A little extra something for the Christmas or New Year party table! Following the example of the original recipe I made these little cheesy biscuits bite sized using a variety of shapes from my collection of mini cutters. They would be just as good made larger and used as canapes with a selection of toppings. Each of my cheese biscuits – I made six shapes – had a different topping: poppy seeds, sesame seeds, black onion seeds (often known as Nigella or Kalonji, though I am not sure if the English garden Nigella or ‘Love in a Mist’ as an edible variety), cumin seeds, smoked (or ordinary) paprika, pinch of finely grated parmesan. Another recipe for cheese biscuits I found suggested using fennel seeds and if you like heat then you could use cayenne pepper. You could also leave some of the biscuits plain. (Be warned that the high heat of the cooking combined with the high fat content of the biscuits could cause a liquid topping such as tomato or pesto sauce to blacken. Although I have not tried it, I think it would be sensible to add these toppings once the biscuits are cooked, returning them to the oven for 3-5 minutes maximum so the topping can set.) The mixture could, I am sure, also be made into cheese straws. I found rolling the soft pastry between pieces of cling film was very successful, as was using a thoroughly chilled lump of dough and re-chilling the baking trays full of biscuits before cooking. From memory, I think my cutters were original from a children’s cookery set. One warning these biscuits are very rich and contain a large amount of butter as well as cheese, so are not very good for weight watchers. Definitely naughty but nice! My small cutters made around 170 biscuits, so be warned that it is a rather time consuming job, but don’t they all look pretty!
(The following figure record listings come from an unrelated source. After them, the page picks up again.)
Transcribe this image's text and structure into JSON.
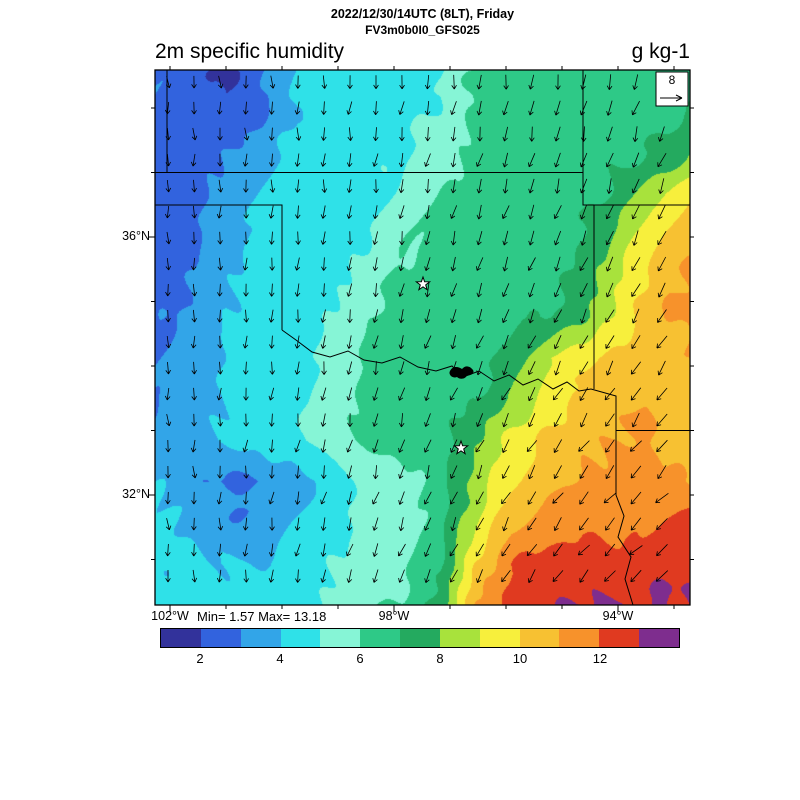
{
  "header": {
    "datetime_line": "2022/12/30/14UTC (8LT), Friday",
    "model_line": "FV3m0b0I0_GFS025",
    "field_title": "2m specific humidity",
    "units_label": "g kg-1"
  },
  "axes": {
    "lat_tick_labels": [
      "36°N",
      "32°N"
    ],
    "lat_tick_values": [
      36,
      32
    ],
    "lon_tick_labels": [
      "102°W",
      "98°W",
      "94°W"
    ],
    "lon_tick_values": [
      102,
      98,
      94
    ]
  },
  "annotations": {
    "minmax_label": "Min= 1.57 Max= 13.18",
    "min": 1.57,
    "max": 13.18
  },
  "wind_reference": {
    "label": "8"
  },
  "colorbar": {
    "value_start": 1,
    "value_step": 1,
    "tick_labels": [
      "2",
      "4",
      "6",
      "8",
      "10",
      "12"
    ],
    "colors": [
      "#32329B",
      "#3263DE",
      "#32A5E8",
      "#2FE1E8",
      "#86F5D6",
      "#2EC987",
      "#24AA5F",
      "#A8E23C",
      "#F7EF3C",
      "#F7C132",
      "#F7922B",
      "#E03A20",
      "#7E2D8E"
    ]
  },
  "chart_data": {
    "type": "heatmap",
    "title": "2m specific humidity",
    "units": "g kg-1",
    "valid_time": "2022/12/30/14UTC (8LT), Friday",
    "model": "FV3m0b0I0_GFS025",
    "min": 1.57,
    "max": 13.18,
    "levels": [
      1,
      2,
      3,
      4,
      5,
      6,
      7,
      8,
      9,
      10,
      11,
      12,
      13,
      14
    ],
    "palette": [
      "#32329B",
      "#3263DE",
      "#32A5E8",
      "#2FE1E8",
      "#86F5D6",
      "#2EC987",
      "#24AA5F",
      "#A8E23C",
      "#F7EF3C",
      "#F7C132",
      "#F7922B",
      "#E03A20",
      "#7E2D8E"
    ],
    "wind_reference_speed": 8,
    "grid": {
      "note": "estimated field values in g/kg, rows north to south",
      "lats_degN": [
        38.6,
        37.96,
        37.32,
        36.69,
        36.05,
        35.41,
        34.77,
        34.13,
        33.49,
        32.86,
        32.22,
        31.58,
        30.94,
        30.3
      ],
      "lons_degW": [
        102.3,
        101.66,
        101.02,
        100.38,
        99.74,
        99.1,
        98.46,
        97.82,
        97.18,
        96.54,
        95.9,
        95.26,
        94.62,
        93.98,
        93.34,
        92.7
      ],
      "values": [
        [
          2.8,
          2.6,
          1.8,
          3.0,
          4.2,
          4.4,
          4.5,
          4.6,
          5.0,
          6.2,
          6.4,
          6.4,
          6.5,
          6.5,
          6.6,
          6.7
        ],
        [
          2.7,
          2.5,
          1.8,
          2.9,
          4.2,
          4.4,
          4.5,
          4.6,
          5.2,
          6.3,
          6.4,
          6.5,
          6.5,
          6.6,
          6.7,
          7.0
        ],
        [
          2.6,
          2.4,
          2.9,
          3.6,
          4.3,
          4.4,
          4.6,
          4.8,
          5.6,
          6.4,
          6.5,
          6.5,
          6.6,
          6.8,
          7.0,
          7.8
        ],
        [
          2.5,
          2.7,
          3.3,
          4.0,
          4.4,
          4.5,
          4.7,
          5.2,
          6.0,
          6.5,
          6.5,
          6.6,
          6.7,
          7.2,
          8.6,
          9.8
        ],
        [
          2.4,
          2.8,
          3.6,
          4.2,
          4.5,
          4.6,
          5.0,
          5.8,
          6.3,
          6.5,
          6.6,
          6.6,
          6.9,
          8.2,
          9.8,
          10.9
        ],
        [
          2.6,
          3.0,
          3.8,
          4.3,
          4.5,
          4.8,
          5.6,
          6.3,
          6.5,
          6.6,
          6.6,
          6.7,
          7.2,
          8.8,
          10.4,
          11.3
        ],
        [
          2.7,
          3.2,
          4.0,
          4.3,
          4.6,
          5.2,
          6.0,
          6.5,
          6.6,
          6.6,
          6.7,
          6.9,
          7.6,
          9.2,
          10.8,
          11.2
        ],
        [
          2.9,
          3.5,
          4.1,
          4.4,
          4.7,
          5.4,
          6.2,
          6.5,
          6.6,
          6.7,
          7.4,
          8.8,
          9.8,
          10.4,
          10.8,
          11.0
        ],
        [
          3.1,
          3.7,
          4.2,
          4.4,
          4.8,
          5.5,
          6.3,
          6.5,
          6.6,
          6.9,
          8.0,
          9.4,
          10.3,
          10.8,
          11.0,
          10.8
        ],
        [
          3.3,
          3.8,
          4.3,
          4.5,
          4.9,
          5.5,
          6.2,
          6.4,
          6.6,
          7.8,
          9.3,
          10.2,
          10.9,
          11.2,
          11.0,
          10.5
        ],
        [
          3.9,
          3.4,
          2.9,
          2.9,
          3.3,
          4.4,
          5.3,
          5.8,
          6.5,
          8.3,
          9.8,
          10.9,
          11.2,
          11.4,
          11.2,
          10.8
        ],
        [
          4.1,
          3.9,
          3.2,
          3.3,
          4.1,
          4.6,
          5.2,
          5.6,
          6.6,
          8.8,
          10.8,
          11.3,
          11.6,
          11.4,
          11.8,
          12.3
        ],
        [
          4.3,
          4.1,
          3.9,
          4.1,
          4.5,
          5.0,
          5.5,
          5.9,
          6.9,
          10.2,
          11.9,
          12.4,
          12.5,
          12.4,
          12.6,
          12.9
        ],
        [
          4.3,
          4.3,
          4.1,
          4.3,
          4.7,
          5.2,
          5.7,
          6.1,
          7.4,
          11.2,
          12.5,
          12.8,
          12.9,
          13.05,
          13.1,
          13.1
        ]
      ]
    }
  }
}
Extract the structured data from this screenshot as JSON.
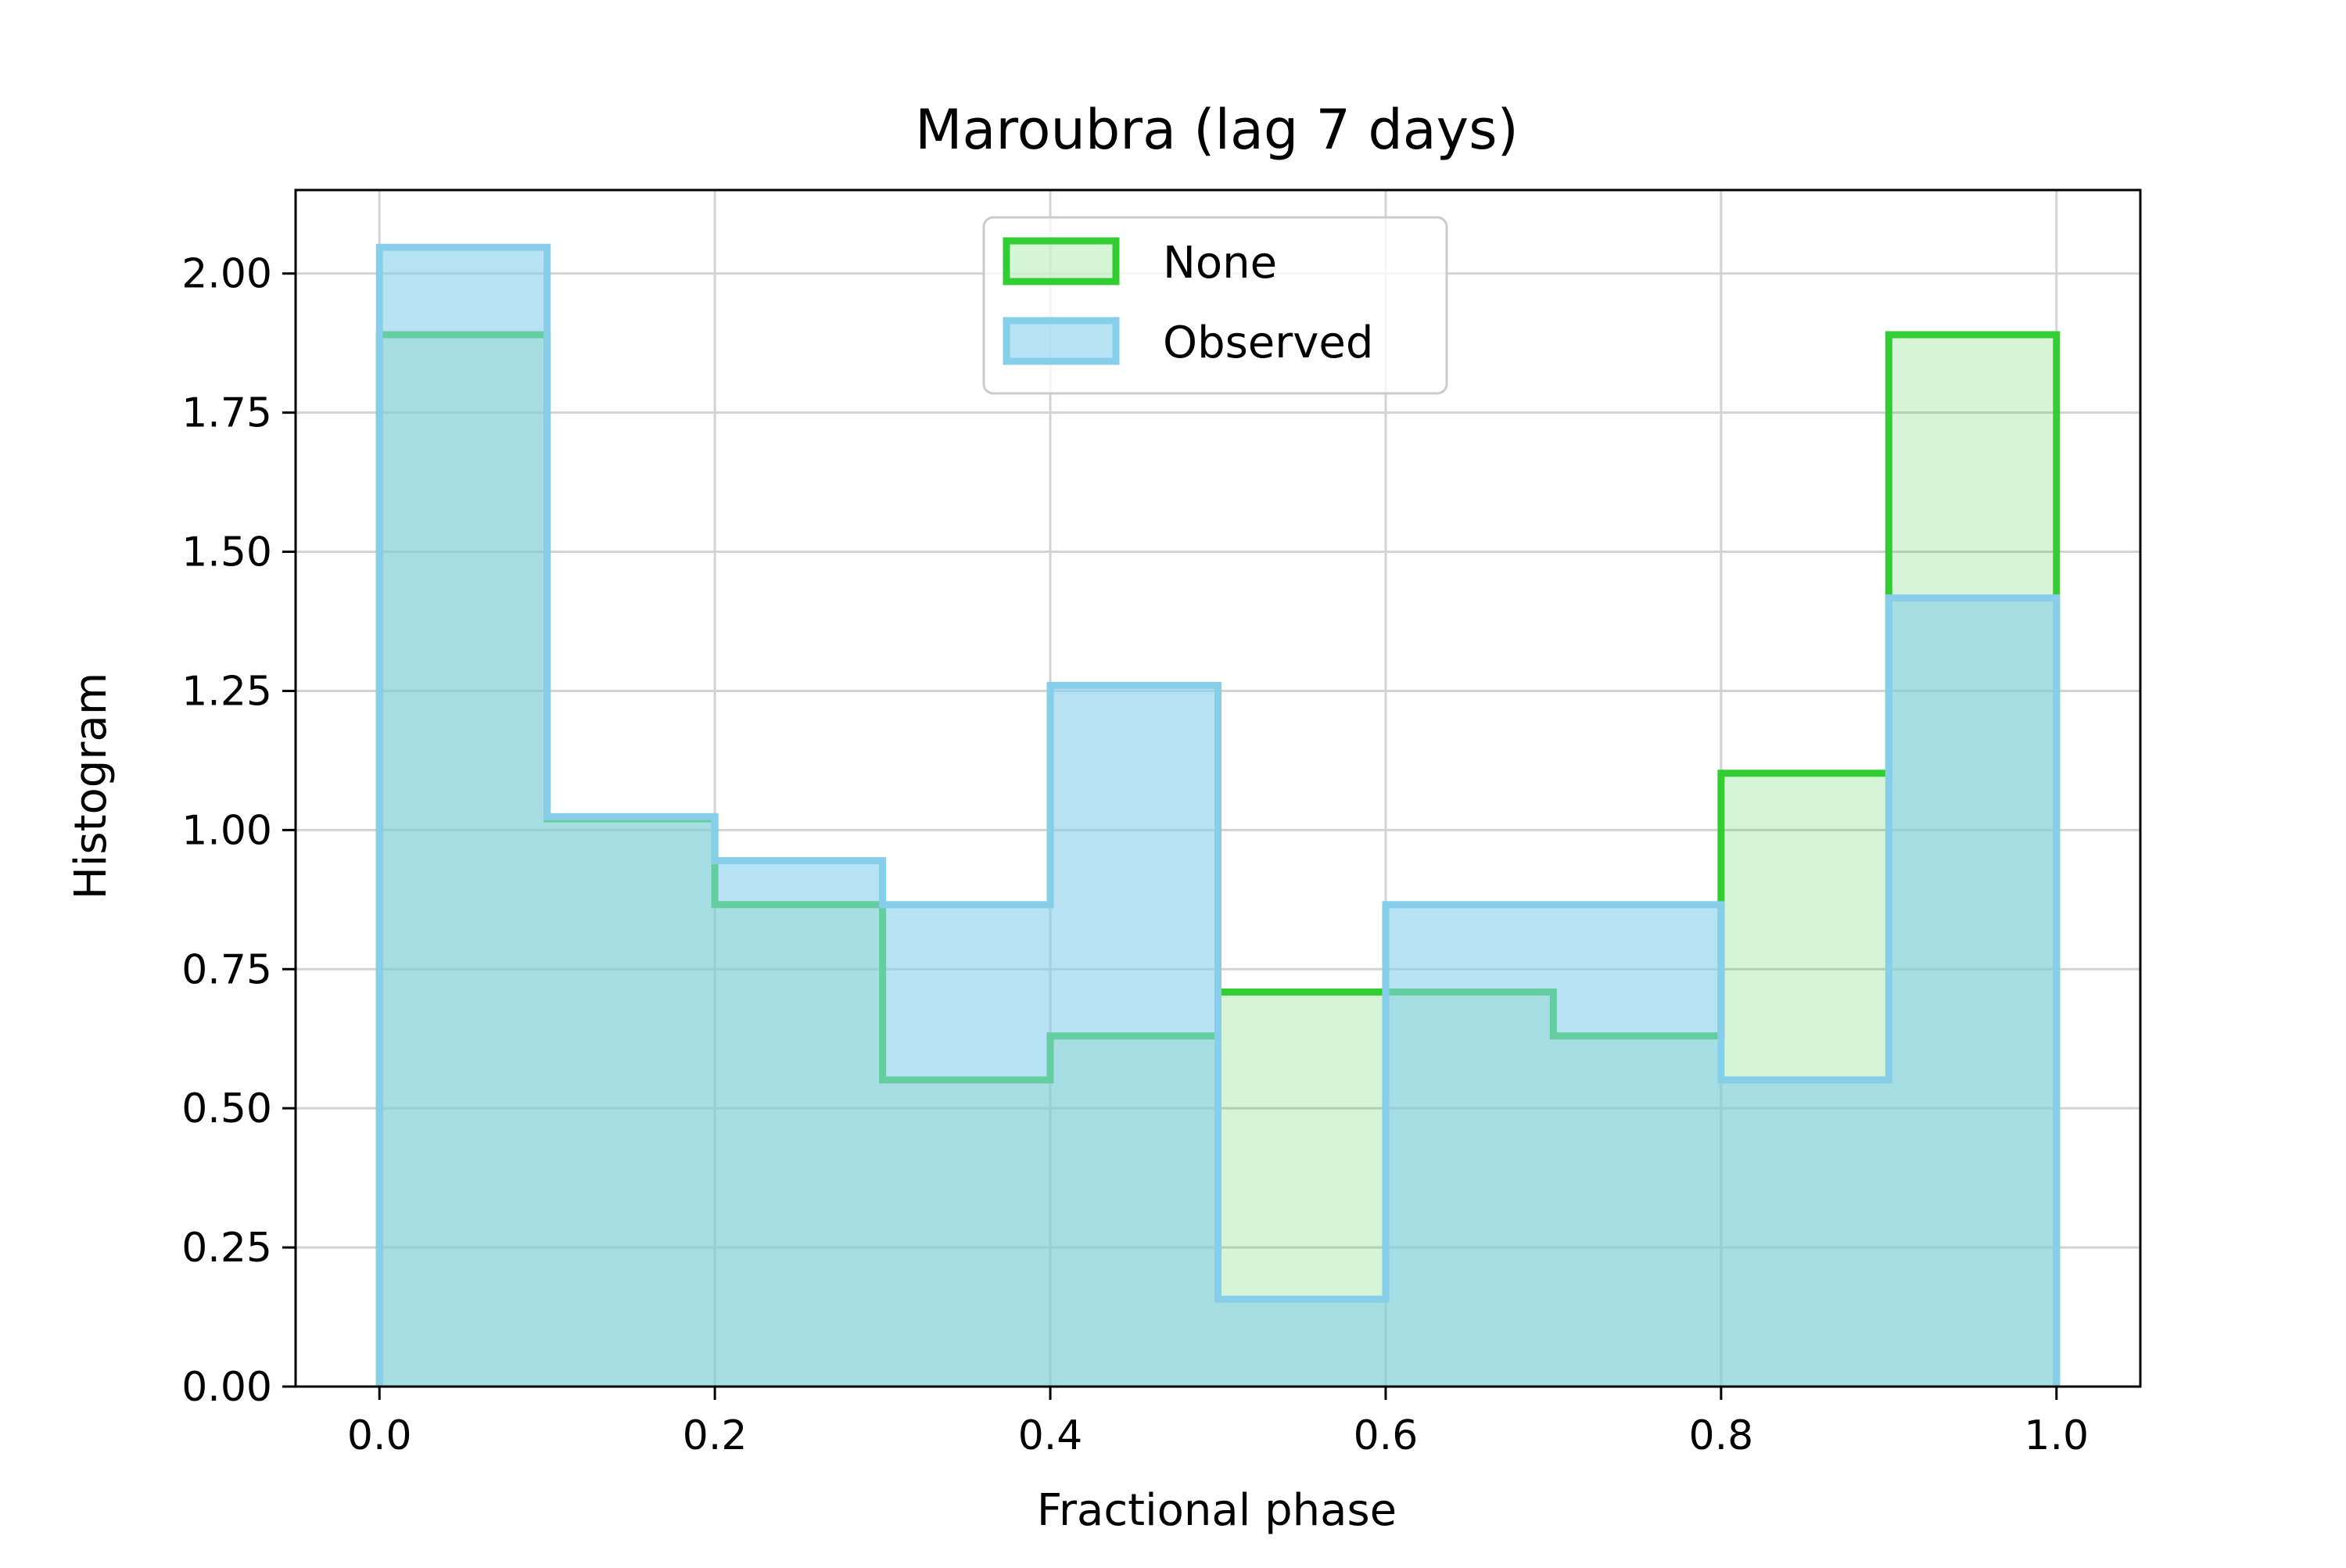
{
  "chart_data": {
    "type": "histogram",
    "title": "Maroubra (lag 7 days)",
    "xlabel": "Fractional phase",
    "ylabel": "Histogram",
    "xlim": [
      -0.05,
      1.05
    ],
    "ylim": [
      0,
      2.15
    ],
    "bin_edges": [
      0.0,
      0.1,
      0.2,
      0.3,
      0.4,
      0.5,
      0.6,
      0.7,
      0.8,
      0.9,
      1.0
    ],
    "x_ticks": [
      {
        "value": 0.0,
        "label": "0.0"
      },
      {
        "value": 0.2,
        "label": "0.2"
      },
      {
        "value": 0.4,
        "label": "0.4"
      },
      {
        "value": 0.6,
        "label": "0.6"
      },
      {
        "value": 0.8,
        "label": "0.8"
      },
      {
        "value": 1.0,
        "label": "1.0"
      }
    ],
    "y_ticks": [
      {
        "value": 0.0,
        "label": "0.00"
      },
      {
        "value": 0.25,
        "label": "0.25"
      },
      {
        "value": 0.5,
        "label": "0.50"
      },
      {
        "value": 0.75,
        "label": "0.75"
      },
      {
        "value": 1.0,
        "label": "1.00"
      },
      {
        "value": 1.25,
        "label": "1.25"
      },
      {
        "value": 1.5,
        "label": "1.50"
      },
      {
        "value": 1.75,
        "label": "1.75"
      },
      {
        "value": 2.0,
        "label": "2.00"
      }
    ],
    "grid": true,
    "legend_position": "top-center",
    "series": [
      {
        "name": "None",
        "edge_color": "#32cd32",
        "fill_color": "#32cd32",
        "fill_opacity": 0.2,
        "values": [
          1.89,
          1.02,
          0.866,
          0.551,
          0.63,
          0.709,
          0.709,
          0.63,
          1.102,
          1.89
        ]
      },
      {
        "name": "Observed",
        "edge_color": "#87ceeb",
        "fill_color": "#87ceeb",
        "fill_opacity": 0.6,
        "values": [
          2.047,
          1.024,
          0.945,
          0.866,
          1.26,
          0.157,
          0.866,
          0.866,
          0.551,
          1.417
        ]
      }
    ]
  }
}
The recipe for Crunchy Cheese Biscuits came from the ASDA instore free magazine, December 2009 issue and was suggested they could be give as an edible Christmas gift: a good idea if you have the time! It is recommended that they will keep for two weeks in the fridge, stored in an airtight container, or alternatively frozen for up to six weeks. The recipe is almost identical to the original with very few alterations.
Crunchy Cheese Biscuits
(Number depends on cutter size. I made about 170 – original says 50!)
200g plain flour
¼ level tsp dry mustard powder
¼ level tsp cayenne
150g butter, cut into cubes
75g extra mature Cheddar, grated
25g Parmesan, grated
1 medium egg, separated
Toppings to decorate – Choose from pinches of: poppy seeds, sesame seeds, black onion seeds, cumin seeds, smoked (or ordinary) paprika, finely grated parmesan, fennel seeds – or anything else that you feel might be suitable.
1. Grease two or three baking trays or line them with baking paper (the trays may have to be reused).
2. Sift the flour, mustard powder, cayenne and a good pinch of salt into a large bowl.
3. Rub in the butter. Stir in the cheeses. Add the egg yolk and 2tsp cold water. Stir until the mixture starts to clump together and then mix it by hand shaping it into a slab about 2cm thick. Wrap in clingfilm and place in the fridge for at least 30 minutes.
4. Roll out a third of the dough between two sheets of clingfilm until it is 3mm thick (using clingfilm means you do not need flour each time to re-roll the dough. This keeps the biscuits crisp). Remove the top sheet of film and cut the dough into small shapes with a cutter. Place the shapes on a baking tray. Repeat with the rest of the dough. Try to get roughly an equal number of each shape.
5. Preheat the oven to 180oC/160oC Fan/Gas 4. Lightly beat the egg white and brush some on each biscuit. Sprinkle some with the toppings. You may like to leave some plain. (See notes on toppings in the introduction above.) If you have time, re-chill the biscuits in the fridge for 20-30minutes before baking.
6. Bake biscuits for 12-14 minutes, removing them carefully from the baking tray as they are fragile and leave them to cool on a wire rack.
7. If giving as a gift they can be packed into a decorative box with tissue paper and decorated with pretty paper and ribbon. Remember to provide a ‘menu’ (as in a box of chocolates) so the recipient knows which flavour toppings you have used and to give storage instructions if appropriate.